В течение многих лет Большой Дом вглядывался в «группу Маршака». Было о чем беспокоиться: ни одного осведомителя изнутри! Вокруг нас, разумеется, стукачей хоть отбавляй, но внутри основного редакторского состава — никого. А ведь именно мы отвергали одни рукописи, другие приветствовали; мы решали, какие к какому писателю предъявлять требования. И среди нас ни единого стукача! (Да еще одна бывшая ссыльная — именно я!) Достойны ли мы высочайшего доверия?.. Каждого из нас, редакторов, изредка, по одиночке, приглашали на беседу в Большой Дом, вели беседы весьма вежливо — но безрезультатно. Вежливая настойчивость встречала столь же вежливый и столь же настойчивый отпор. (О своей беседе со следователями в 1935 году, которую учтивой отнюдь не назовешь, я еще расскажу.) Для разгрома редакции понадобилось мобилизовать окружение: Анну Григорьевну Сасову — тупицу-стажерку, невежественную бездельницу, которую мы пробовали было учить, но бросили за безнадежностью. (Во время разгрома донос ее был предъявлен, например, заведующему нашей редакцией, Михаилу Моисеевичу Майслеру: она сообщала, будто бы, шагая на первомайской демонстрации, он, Майслер, подговаривал своего десятилетнего сына петь Интернационал с издевательским выражением лица.) Быстро нашла общий язык с новым начальством и курьерша, Васса Фаркаш, — толстенная баба «от станка и от сохи сразу». Она любила сидеть у окна и вязать, а мы частенько отрывали ее от любимого занятия, посылая с корректурами и рукописями к Маршаку. (Маршак подшучивал: лозунг «ближе к массам» означает «ближе к Вассам»… Ах, вовремя ли он расшутился?)

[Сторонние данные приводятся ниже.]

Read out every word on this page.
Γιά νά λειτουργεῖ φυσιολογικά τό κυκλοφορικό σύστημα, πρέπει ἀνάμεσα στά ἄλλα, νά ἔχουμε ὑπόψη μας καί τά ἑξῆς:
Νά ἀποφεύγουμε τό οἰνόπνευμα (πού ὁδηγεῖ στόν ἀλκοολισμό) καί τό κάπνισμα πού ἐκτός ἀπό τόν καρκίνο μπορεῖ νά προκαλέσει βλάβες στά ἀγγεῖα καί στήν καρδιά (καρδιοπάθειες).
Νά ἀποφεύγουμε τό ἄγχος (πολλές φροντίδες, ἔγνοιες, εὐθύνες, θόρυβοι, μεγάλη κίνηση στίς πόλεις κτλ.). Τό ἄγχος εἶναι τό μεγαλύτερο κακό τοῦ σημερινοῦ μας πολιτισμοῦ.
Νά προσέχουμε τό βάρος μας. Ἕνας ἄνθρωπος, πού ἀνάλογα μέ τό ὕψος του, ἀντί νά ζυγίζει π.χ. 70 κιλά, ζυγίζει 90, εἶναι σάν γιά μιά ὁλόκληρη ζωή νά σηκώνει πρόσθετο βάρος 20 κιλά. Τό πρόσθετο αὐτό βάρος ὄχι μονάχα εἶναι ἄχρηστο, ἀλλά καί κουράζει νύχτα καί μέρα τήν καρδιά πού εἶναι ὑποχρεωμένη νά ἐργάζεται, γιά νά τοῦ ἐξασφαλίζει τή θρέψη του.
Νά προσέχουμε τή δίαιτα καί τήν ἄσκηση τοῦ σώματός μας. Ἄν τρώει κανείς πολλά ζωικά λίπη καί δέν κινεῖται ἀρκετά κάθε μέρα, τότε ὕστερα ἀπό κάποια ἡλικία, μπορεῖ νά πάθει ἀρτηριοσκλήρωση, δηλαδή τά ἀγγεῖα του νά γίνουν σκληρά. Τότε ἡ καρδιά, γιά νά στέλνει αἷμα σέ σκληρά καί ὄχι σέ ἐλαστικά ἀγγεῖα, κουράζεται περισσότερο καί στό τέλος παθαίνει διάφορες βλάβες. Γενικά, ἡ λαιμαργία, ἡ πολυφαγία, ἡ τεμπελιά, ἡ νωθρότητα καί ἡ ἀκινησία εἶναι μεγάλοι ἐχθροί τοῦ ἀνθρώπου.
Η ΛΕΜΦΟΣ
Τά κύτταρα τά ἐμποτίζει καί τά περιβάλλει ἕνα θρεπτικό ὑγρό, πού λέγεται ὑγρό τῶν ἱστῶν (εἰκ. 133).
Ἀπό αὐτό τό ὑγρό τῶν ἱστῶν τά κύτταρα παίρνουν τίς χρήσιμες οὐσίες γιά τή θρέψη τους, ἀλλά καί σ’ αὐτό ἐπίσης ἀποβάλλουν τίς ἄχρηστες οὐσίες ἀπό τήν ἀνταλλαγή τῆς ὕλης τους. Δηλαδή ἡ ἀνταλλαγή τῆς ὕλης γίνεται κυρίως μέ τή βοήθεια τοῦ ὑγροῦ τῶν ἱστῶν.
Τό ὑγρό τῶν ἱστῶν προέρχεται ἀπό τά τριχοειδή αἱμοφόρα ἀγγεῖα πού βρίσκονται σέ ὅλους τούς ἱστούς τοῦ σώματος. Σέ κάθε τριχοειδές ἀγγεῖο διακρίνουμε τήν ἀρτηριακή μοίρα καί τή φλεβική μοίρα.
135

Что всех этих людей — Мишкевича, Комолкина, Фаркаш, Сасову — объединило? Ну, прежде всего, «где бы ни работать — лишь бы не работать». По должности они имели то или другое касательство к выпуску книг для детей — но именно эта обязанность их не занимала нисколько. Никакой чуткости к литературе, никаких суждений и мыслей, кроме последней инструкции Наркомпроса или ЦК комсомола. А главное — отстоявшаяся, давняя ненависть к нам. Их паразитическое существование рядом с нашей одержимостью слишком бросалось в глаза. То, что гранки сдать вовремя мы успевали, а пообедать — нет, то, что мы постоянно брали работу домой, продолжая трудиться и в выходные дни, и в отпуске, было смешно им, вызывало презрение. Да и «приказ есть приказ». Велено таких-то разоблачить — они и разоблачили.
Кем велено и кто выбирал имена будущих мертвецов? Этого я не знаю. Заказывал доносы Большой Дом, а Мишкевич—Фаркаш с наслаждением спешили заказчику навстречу. Так. Но кто предписывал Большому Дому заказать донос на того человека, а не на этого? Фирма ли Мишкевич—Фаркаш, ощутив, что наступил ее звездный час, побуждала Большой Дом к действию и составляла списки — то есть действовал ли Дом по инициативе снизу или только по предписанию свыше, не внемля хищным мольбам Мишкевича и ему подобных? Что раньше — курица или яйцо?
Главою палачей был, разумеется, лично товарищ Сталин, но вряд ли он лично занимался такою мелочишкой, как редакция Ленинградского Детгиза. Планы истребления могли только утверждаться им, разрабатывала же их — по его почину — возведенная на ступени трона палачествующая бюрократия.
Всякая стихия как будто противоположна чиновничеству, но «тридцать седьмой» сочетал в себе централизованное плановое начало со стихийным разгулом.
«Ленинградскую редакцию» швырнула о скалу та же запланированная стихийная волна, что утопила тогда же Пулковскую обсерваторию, позднее захлестнула театр Мейерхольда и вырвала с корнем вавиловский Институт растениеводства.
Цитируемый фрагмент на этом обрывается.